Мологин сидел, отяжелев, опустив плечи, почти не разбирал слов. Какой стыд! И Погребинский и Сергей Петрович, оба здесь, оба все слышат. Что они могут теперь думать о нем? Увидел кусты, а из-за кустов не разглядел леса… Какой противный голос у этого мальчишки… Хоть бы один, хоть бы кто-нибудь поддержал!.. Что же это за люди? Разве это те жалкие воришки, которых Мологин презирал, считал за ничто? Это совсем другие, совсем особенные люди. Мологин не знал таких. Что могло переменить их так неузнаваемо?
Из комнаты, где переодевались актеры на клубных вечерах, вышел Каминский. Он постоял в дверях, оглядываясь во все стороны. Потом пошел на цыпочках и, поравнявшись с Мологиным, кивнул ему.
— Алексей Александрович, — шумным напряженным топотом позвал он.
Мологин пошел рядом с ним, выпрямив спину и подняв голову.

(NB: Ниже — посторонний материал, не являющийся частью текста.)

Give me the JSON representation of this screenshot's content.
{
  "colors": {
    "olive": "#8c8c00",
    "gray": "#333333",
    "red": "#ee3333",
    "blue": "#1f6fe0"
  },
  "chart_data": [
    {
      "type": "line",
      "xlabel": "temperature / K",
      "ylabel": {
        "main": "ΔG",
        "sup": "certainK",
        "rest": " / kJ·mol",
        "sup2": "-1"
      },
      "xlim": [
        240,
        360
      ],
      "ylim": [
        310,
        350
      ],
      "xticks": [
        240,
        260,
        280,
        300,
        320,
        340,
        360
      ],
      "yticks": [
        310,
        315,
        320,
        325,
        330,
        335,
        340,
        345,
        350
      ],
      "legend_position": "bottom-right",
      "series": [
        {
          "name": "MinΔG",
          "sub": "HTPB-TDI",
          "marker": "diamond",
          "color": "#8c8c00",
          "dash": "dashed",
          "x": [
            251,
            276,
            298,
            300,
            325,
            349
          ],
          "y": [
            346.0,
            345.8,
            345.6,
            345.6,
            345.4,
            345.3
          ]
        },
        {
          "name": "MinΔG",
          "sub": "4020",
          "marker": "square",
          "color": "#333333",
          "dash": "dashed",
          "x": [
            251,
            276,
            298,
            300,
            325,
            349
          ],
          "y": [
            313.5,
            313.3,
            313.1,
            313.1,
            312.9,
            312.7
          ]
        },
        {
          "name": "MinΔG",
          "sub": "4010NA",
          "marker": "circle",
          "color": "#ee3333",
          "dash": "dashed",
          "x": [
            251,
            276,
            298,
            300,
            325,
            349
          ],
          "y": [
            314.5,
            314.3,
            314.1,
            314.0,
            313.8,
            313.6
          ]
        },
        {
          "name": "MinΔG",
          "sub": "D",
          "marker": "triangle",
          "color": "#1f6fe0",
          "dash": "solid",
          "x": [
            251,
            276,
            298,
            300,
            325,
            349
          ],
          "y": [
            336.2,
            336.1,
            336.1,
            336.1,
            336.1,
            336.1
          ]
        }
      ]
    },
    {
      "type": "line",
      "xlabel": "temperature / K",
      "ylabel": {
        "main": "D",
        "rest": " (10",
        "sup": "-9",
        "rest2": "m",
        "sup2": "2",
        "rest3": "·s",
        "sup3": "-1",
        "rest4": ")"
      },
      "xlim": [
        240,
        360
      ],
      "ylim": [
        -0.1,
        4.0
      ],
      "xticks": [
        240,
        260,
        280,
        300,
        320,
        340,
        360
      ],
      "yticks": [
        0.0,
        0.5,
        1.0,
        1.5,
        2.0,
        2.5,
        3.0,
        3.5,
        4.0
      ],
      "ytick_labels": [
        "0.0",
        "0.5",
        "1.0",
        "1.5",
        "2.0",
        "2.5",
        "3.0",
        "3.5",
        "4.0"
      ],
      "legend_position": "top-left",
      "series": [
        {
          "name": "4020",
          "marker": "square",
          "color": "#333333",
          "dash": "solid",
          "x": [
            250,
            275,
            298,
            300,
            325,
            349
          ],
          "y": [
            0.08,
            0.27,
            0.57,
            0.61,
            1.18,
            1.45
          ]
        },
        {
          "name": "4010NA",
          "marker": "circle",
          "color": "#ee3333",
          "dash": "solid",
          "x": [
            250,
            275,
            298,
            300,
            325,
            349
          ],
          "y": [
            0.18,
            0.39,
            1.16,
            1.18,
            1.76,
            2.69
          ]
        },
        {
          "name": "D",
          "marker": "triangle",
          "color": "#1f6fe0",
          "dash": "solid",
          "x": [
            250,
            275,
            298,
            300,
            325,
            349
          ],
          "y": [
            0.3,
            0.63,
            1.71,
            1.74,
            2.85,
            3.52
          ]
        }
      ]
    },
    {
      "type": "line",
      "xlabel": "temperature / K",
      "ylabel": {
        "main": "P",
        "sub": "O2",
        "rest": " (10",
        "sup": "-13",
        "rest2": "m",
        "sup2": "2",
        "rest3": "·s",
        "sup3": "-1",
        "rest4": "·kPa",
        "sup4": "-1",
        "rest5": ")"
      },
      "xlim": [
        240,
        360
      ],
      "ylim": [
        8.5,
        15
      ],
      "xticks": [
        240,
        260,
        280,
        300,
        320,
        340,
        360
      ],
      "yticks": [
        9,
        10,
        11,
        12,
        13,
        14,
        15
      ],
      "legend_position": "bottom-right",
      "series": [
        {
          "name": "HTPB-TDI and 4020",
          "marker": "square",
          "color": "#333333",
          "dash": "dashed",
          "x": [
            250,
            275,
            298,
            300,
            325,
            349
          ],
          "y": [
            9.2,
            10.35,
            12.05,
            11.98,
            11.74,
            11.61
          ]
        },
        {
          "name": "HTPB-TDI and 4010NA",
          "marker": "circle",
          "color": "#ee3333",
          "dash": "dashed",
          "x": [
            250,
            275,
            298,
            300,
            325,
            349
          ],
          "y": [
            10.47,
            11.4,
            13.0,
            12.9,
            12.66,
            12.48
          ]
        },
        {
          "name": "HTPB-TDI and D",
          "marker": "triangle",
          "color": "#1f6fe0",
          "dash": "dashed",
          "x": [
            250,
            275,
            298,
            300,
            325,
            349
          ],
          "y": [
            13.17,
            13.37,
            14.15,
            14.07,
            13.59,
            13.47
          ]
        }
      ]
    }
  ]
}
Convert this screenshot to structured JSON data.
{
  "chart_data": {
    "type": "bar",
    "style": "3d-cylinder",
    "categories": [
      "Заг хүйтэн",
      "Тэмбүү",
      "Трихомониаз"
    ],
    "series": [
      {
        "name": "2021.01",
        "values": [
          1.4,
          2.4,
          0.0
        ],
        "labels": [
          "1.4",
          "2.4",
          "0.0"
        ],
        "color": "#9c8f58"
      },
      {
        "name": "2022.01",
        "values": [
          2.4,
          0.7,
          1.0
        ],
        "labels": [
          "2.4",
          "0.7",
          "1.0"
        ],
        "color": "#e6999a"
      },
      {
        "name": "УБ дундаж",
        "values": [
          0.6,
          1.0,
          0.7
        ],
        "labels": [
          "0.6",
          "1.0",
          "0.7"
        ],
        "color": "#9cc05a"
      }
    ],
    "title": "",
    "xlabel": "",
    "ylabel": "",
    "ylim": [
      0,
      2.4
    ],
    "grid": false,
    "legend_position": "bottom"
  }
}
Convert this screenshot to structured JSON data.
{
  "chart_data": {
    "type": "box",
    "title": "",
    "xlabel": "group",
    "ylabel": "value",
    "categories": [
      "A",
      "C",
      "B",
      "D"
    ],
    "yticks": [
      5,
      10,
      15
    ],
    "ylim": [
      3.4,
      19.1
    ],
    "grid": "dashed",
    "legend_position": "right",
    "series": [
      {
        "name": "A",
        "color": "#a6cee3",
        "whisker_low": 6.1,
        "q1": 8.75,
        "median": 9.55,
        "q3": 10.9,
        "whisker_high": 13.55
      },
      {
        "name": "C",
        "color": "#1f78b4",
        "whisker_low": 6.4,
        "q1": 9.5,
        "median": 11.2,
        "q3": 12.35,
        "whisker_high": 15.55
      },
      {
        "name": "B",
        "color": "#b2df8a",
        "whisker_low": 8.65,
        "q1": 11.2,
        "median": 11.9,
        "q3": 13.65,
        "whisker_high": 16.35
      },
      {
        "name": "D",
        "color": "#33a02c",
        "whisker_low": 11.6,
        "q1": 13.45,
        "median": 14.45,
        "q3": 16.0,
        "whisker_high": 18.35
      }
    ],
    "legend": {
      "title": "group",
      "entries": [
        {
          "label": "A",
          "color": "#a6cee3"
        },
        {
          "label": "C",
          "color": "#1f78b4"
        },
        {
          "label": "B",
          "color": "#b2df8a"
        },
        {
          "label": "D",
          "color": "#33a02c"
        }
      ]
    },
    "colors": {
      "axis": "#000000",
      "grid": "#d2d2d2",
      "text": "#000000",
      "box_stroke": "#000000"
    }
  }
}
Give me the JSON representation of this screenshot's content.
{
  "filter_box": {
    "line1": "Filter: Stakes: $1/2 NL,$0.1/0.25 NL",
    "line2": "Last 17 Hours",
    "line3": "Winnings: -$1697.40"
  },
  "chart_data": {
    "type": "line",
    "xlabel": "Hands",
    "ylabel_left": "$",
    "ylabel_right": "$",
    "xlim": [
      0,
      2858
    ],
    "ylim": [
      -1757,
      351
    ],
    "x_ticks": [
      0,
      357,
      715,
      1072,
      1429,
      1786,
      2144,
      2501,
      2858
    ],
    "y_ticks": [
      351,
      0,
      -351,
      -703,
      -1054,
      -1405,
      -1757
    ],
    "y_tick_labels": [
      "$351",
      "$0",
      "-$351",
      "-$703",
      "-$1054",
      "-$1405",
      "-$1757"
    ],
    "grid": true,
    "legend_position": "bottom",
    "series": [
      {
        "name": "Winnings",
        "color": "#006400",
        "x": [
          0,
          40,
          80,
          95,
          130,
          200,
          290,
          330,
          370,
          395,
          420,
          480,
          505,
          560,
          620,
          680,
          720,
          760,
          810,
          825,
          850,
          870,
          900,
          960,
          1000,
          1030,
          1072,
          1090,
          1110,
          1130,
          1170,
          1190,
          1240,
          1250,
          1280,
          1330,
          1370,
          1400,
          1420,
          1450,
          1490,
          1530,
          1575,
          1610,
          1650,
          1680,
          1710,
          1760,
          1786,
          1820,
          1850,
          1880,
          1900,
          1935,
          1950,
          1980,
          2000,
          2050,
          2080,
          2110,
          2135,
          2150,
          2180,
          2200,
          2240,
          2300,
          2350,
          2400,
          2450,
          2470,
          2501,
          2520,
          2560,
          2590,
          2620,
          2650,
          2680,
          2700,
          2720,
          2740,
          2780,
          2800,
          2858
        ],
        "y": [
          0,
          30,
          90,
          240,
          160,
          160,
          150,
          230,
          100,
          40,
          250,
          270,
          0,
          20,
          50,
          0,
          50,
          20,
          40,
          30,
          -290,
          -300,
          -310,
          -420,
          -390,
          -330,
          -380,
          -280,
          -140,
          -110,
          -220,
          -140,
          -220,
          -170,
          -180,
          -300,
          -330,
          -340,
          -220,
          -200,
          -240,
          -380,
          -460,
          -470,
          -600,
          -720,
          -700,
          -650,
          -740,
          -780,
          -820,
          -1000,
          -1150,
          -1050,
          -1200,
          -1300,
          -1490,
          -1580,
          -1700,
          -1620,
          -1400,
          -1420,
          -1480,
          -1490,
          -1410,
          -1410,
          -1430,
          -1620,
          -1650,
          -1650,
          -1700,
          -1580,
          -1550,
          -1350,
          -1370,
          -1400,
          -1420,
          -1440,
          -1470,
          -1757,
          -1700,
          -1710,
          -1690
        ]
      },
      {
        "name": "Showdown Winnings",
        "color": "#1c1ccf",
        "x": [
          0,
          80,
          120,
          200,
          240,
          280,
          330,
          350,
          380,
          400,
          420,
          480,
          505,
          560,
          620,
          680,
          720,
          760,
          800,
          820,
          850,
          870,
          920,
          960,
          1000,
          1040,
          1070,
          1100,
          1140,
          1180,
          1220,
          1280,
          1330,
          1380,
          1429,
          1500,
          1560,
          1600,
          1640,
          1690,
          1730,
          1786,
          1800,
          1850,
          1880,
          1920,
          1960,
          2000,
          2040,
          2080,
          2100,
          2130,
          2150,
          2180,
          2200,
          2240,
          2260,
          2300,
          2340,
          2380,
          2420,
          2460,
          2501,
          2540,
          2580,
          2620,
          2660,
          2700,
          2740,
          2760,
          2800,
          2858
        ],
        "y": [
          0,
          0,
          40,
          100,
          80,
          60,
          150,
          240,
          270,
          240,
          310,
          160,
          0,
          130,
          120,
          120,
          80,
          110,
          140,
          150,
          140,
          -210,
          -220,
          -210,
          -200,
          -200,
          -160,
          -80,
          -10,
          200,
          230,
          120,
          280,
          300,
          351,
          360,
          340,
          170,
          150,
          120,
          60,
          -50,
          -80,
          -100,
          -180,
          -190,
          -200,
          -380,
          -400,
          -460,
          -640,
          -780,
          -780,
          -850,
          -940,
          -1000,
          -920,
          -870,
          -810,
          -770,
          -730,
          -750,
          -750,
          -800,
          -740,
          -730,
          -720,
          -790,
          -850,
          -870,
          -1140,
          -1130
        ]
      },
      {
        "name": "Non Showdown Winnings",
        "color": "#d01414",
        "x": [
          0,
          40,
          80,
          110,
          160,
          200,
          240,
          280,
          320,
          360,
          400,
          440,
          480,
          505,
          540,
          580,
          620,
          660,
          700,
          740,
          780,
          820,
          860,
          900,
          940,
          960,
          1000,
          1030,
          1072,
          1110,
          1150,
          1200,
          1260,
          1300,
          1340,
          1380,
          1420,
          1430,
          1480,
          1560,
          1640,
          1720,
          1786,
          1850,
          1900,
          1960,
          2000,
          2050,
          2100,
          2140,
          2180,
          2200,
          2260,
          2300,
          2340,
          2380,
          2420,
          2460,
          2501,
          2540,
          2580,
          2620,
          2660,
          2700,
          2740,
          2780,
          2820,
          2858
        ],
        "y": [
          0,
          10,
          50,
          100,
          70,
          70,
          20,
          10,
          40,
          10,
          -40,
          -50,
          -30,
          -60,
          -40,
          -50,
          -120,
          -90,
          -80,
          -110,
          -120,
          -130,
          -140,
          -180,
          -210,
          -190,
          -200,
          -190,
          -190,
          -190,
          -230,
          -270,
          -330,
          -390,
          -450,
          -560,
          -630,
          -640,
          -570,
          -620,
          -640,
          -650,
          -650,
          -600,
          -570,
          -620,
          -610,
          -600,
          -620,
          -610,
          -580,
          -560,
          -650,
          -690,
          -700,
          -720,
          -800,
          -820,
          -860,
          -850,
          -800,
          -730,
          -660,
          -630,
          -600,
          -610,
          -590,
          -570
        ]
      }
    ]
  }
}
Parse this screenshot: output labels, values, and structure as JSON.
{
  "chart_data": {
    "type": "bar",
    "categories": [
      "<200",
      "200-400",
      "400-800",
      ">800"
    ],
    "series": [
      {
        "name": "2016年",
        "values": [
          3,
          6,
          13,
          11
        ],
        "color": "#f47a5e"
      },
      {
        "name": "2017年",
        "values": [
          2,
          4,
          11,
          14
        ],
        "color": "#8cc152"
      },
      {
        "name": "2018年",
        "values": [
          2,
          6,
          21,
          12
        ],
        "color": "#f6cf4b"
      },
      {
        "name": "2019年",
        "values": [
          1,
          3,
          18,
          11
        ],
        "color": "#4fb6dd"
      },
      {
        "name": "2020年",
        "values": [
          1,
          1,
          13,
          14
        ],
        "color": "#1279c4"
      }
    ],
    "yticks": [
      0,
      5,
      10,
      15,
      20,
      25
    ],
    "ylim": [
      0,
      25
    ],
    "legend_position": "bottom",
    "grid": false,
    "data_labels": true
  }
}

В комнате были Накатников, Гуляев, Новиков. Сергей Петрович мучил свою бородку. Мологину он показался удрученным и взволнованным. Возле окна стоял Погребинский. Он туго натягивал полы кожанки руками, опущенными в карманы.
— Матвей Самойлыч! Здравствуйте! — с деланной бодростью сказал Мологин.
Погребинский не изменил позы.
— Ты — двоедушный человек, — сквозь зубы произнес он. — Напрасно я поверил тебе.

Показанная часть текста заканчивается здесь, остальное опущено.